I don't think the appropriate route is being setup properly but I don't how or where. If anyone has any idea what I'm missing it'd be very much appreciated. I'm feeling like a real idiot at the moment.  :(

divsys

Do you have an allow any-any rule under the OpenVPN tab?

Have you tried the typical pings tests - try and reach the Debian OpenVPN server  from the client and vice versa then move outward to LAN devices on each net?

ragnor

I have solved my problem.

I had the following warnings in my OpenVPN log.
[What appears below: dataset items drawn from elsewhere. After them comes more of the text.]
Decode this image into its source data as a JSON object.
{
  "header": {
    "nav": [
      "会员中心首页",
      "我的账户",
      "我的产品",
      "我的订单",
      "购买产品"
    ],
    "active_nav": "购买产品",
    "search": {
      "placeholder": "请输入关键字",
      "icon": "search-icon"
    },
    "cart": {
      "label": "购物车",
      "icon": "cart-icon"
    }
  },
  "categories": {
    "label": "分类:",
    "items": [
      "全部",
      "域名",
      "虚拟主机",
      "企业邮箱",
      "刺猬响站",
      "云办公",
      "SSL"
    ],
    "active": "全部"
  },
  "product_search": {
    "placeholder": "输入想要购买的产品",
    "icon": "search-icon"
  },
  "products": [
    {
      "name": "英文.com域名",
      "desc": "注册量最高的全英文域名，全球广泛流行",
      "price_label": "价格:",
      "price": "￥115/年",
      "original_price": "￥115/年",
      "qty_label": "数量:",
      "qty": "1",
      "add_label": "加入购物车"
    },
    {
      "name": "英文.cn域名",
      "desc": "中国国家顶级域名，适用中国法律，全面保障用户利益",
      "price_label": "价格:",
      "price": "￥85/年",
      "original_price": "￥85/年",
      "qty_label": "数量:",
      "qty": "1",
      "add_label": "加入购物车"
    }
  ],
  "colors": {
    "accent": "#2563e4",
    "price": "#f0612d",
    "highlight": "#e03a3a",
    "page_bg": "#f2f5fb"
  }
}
WARNING: 'link-mtu' is used inconsistently, local='link-mtu 1541', remote='link-mtu 1542'
WARNING: 'comp-lzo' is present in remote config but missing in local config, remote='comp-lao'

Fixed up the compression warning, mtu disappeared, and everything is now working.

divsys

Glad your up and running  :)

You might want to update the subject of your first message to include  "(SOLVED)".
It's helpful for people checking in the future.